1. al fine di assicurare sia il rispetto di tempestività ed economicità nella procedura d’appalto, sia l’esercizio di ogni necessaria azione di tutela nell’eventualità di ritrovamenti archeologici, appare utile che le stazioni appaltanti valutino l’opportunità di coinvolgere il competente organo preposto alla tutela sin dalla fase della progettazione preliminare, studiandone - d’intesa con esso - le possibili modalità di concreta attuazione.

2. nel caso in cui il progetto di un’opera insistente su area soggetta a vincolo archeologico venga sottoposto all’esame della competente soprintendenza solo all’atto della conferenza di servizi, l’amministrazione appaltante ha l’obbligo di rendere chiaro in ogni dettaglio il progetto presentato, così da consentire all’organo di tutela l’espressione di un parere compiuto, sia esso pienamente favorevole oppure condizionato allo svolgimento di ulteriori indagini preventive. Il medesimo organo di tutela, per suo conto, dovrà in quella sede indicare con altrettanta chiarezza (anche e soprattutto al fine di determinare tempi e costi presuntivi) quali siano le condizioni da rispettare per poter dar corso all’opera programmata, tanto nell’ipotesi in cui vi siano sufficienti risorse per effettuare campagne di scavo sotto la direzione scientifica della medesima soprintendenza, che nell’opposta circostanza in cui possa realisticamente ipotizzarsi unicamente l’adozione di soluzioni progettuali non interferenti con il sottosuolo archeologico.

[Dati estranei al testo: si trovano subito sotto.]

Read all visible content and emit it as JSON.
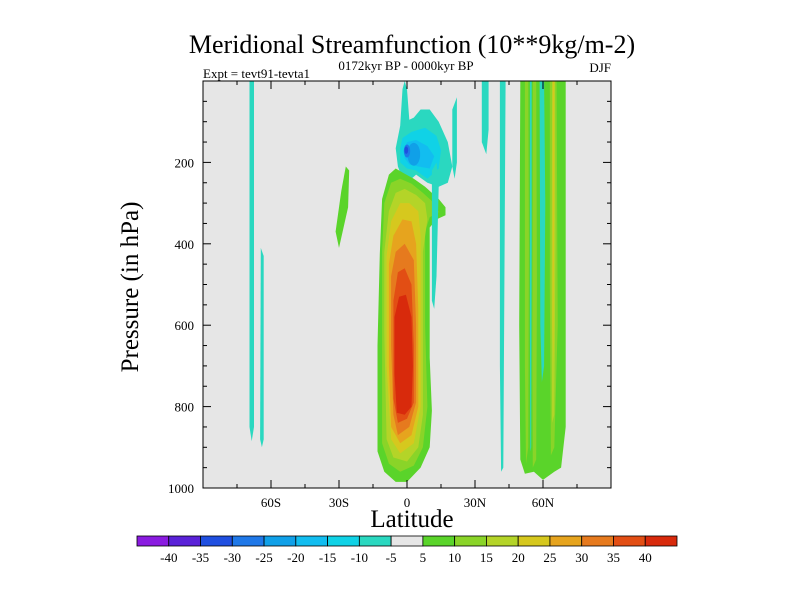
{
  "chart_data": {
    "type": "heatmap",
    "title": "Meridional Streamfunction (10**9kg/m-2)",
    "left_subtitle": "Expt = tevt91-tevta1",
    "center_subtitle": "0172kyr BP - 0000kyr BP",
    "right_subtitle": "DJF",
    "xlabel": "Latitude",
    "ylabel": "Pressure (in hPa)",
    "x_ticks": [
      {
        "value": -60,
        "label": "60S"
      },
      {
        "value": -30,
        "label": "30S"
      },
      {
        "value": 0,
        "label": "0"
      },
      {
        "value": 30,
        "label": "30N"
      },
      {
        "value": 60,
        "label": "60N"
      }
    ],
    "y_ticks": [
      {
        "value": 200,
        "label": "200"
      },
      {
        "value": 400,
        "label": "400"
      },
      {
        "value": 600,
        "label": "600"
      },
      {
        "value": 800,
        "label": "800"
      },
      {
        "value": 1000,
        "label": "1000"
      }
    ],
    "xlim": [
      -90,
      90
    ],
    "ylim": [
      1000,
      0
    ],
    "levels": [
      -40,
      -35,
      -30,
      -25,
      -20,
      -15,
      -10,
      -5,
      5,
      10,
      15,
      20,
      25,
      30,
      35,
      40
    ],
    "colors": [
      "#8a1be0",
      "#5a22d8",
      "#1f4fe0",
      "#1f78e8",
      "#10a0e8",
      "#12bdf0",
      "#10d2e6",
      "#2ad8c0",
      "#e6e6e6",
      "#5ad42a",
      "#8ad428",
      "#b4d428",
      "#d6c81e",
      "#e6a41e",
      "#e67a1e",
      "#e24e14",
      "#d82a0c"
    ],
    "colorbar_labels": [
      "-40",
      "-35",
      "-30",
      "-25",
      "-20",
      "-15",
      "-10",
      "-5",
      "5",
      "10",
      "15",
      "20",
      "25",
      "30",
      "35",
      "40"
    ],
    "features": [
      {
        "desc": "Hadley cell (positive)",
        "center": [
          0,
          650
        ],
        "peak": 40
      },
      {
        "desc": "upper tropospheric negative cell",
        "center": [
          7,
          190
        ],
        "peak": -30
      },
      {
        "desc": "northern midlatitude positive band",
        "center": [
          60,
          500
        ],
        "peak": 15
      },
      {
        "desc": "southern weak negative strip",
        "center": [
          -68,
          400
        ],
        "peak": -5
      }
    ]
  }
}
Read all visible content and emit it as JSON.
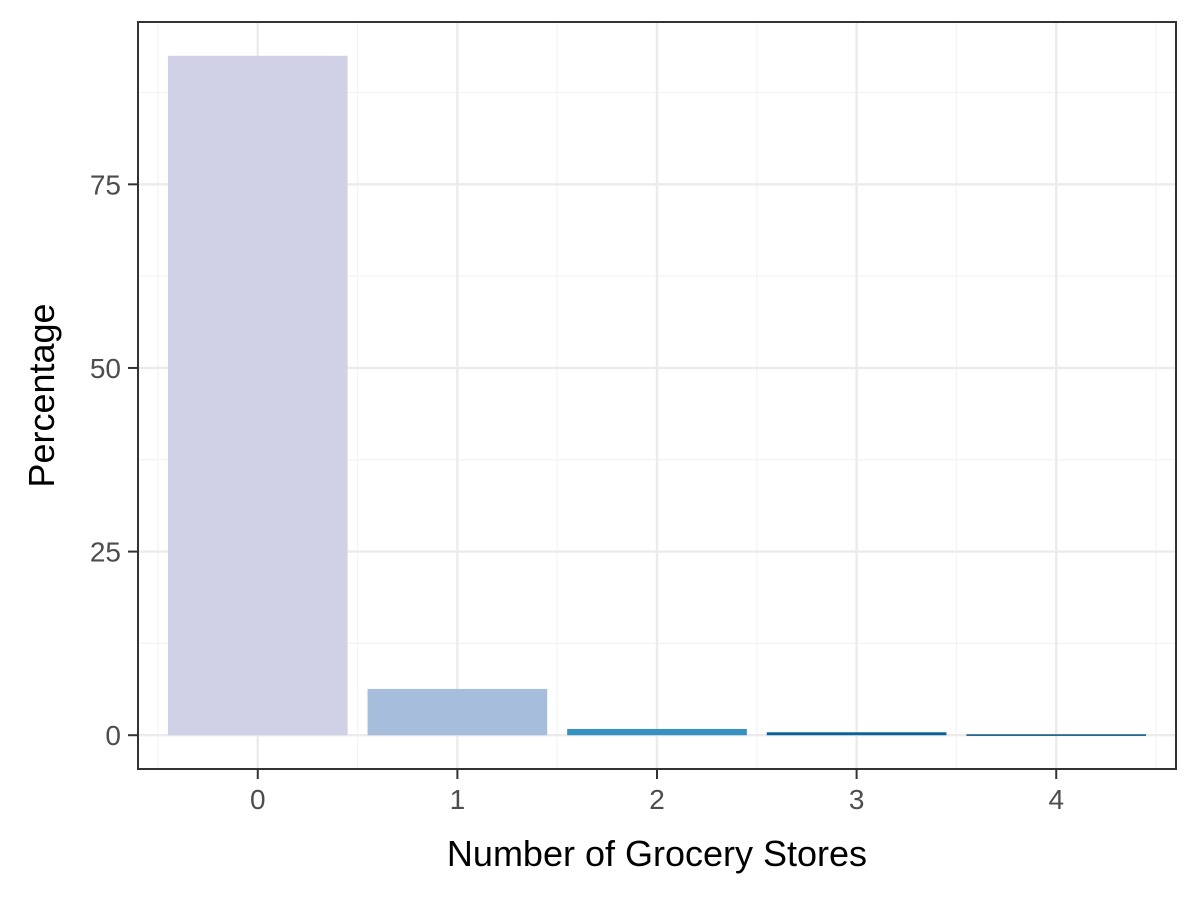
{
  "chart_data": {
    "type": "bar",
    "categories": [
      "0",
      "1",
      "2",
      "3",
      "4"
    ],
    "values": [
      92.5,
      6.3,
      0.85,
      0.4,
      0.12
    ],
    "bar_colors": [
      "#d0d1e6",
      "#a6bddb",
      "#3690c0",
      "#0c6199",
      "#034e7b"
    ],
    "title": "",
    "xlabel": "Number of Grocery Stores",
    "ylabel": "Percentage",
    "ylim": [
      -4.6,
      97.1
    ],
    "yticks": [
      0,
      25,
      50,
      75
    ],
    "ytick_labels": [
      "0",
      "25",
      "50",
      "75"
    ],
    "grid": true,
    "legend": "none"
  },
  "colors": {
    "panel_border": "#333333",
    "grid_major": "#ebebeb",
    "grid_minor": "#f3f3f3",
    "tick_text": "#4d4d4d",
    "title_text": "#000000"
  }
}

3. nel caso di sospensione dei lavori connessa a ritrovamenti archeologici in corso d’opera, il concreto rischio di una configurazione di maggiori oneri, conseguente alla protrazione temporale dell’appalto, impone la massima sinergia tra la stazione appaltante e l’organo di tutela, al fine di adottare comportamenti e provvedimenti idonei, che tengano in giusto conto tanto la necessità di non arrecare pregiudizio ai reperti presenti nel sottosuolo, quanto l’esigenza di limitare l’entità degli eventuali danni che l’affidatario potrà subire.

4. qualora alla sospensione dei lavori abbia fatto seguito l’insorgenza di un contenzioso con l’impresa esecutrice, oltre a rimarcare l’importanza della corretta applicazione delle disposizioni contenute nell’art. 133, commi 4 e 5, del d.p.r. n. 554/99, e negli artt. 24 e 25 del d.m. LL.PP. n. 145/2000, deve precisarsi che la disamina delle doglianze annotate sul registro di contabilità e la conseguente valutazione non potrà prescindere dalla conoscenza di tutte le circostanze di fatto intervenute durante l’espletamento dell’appalto, comprese quelle - non citate tra le riserve - che sono oggettivamente suscettibili di implicare una riduzione del danno lamentato.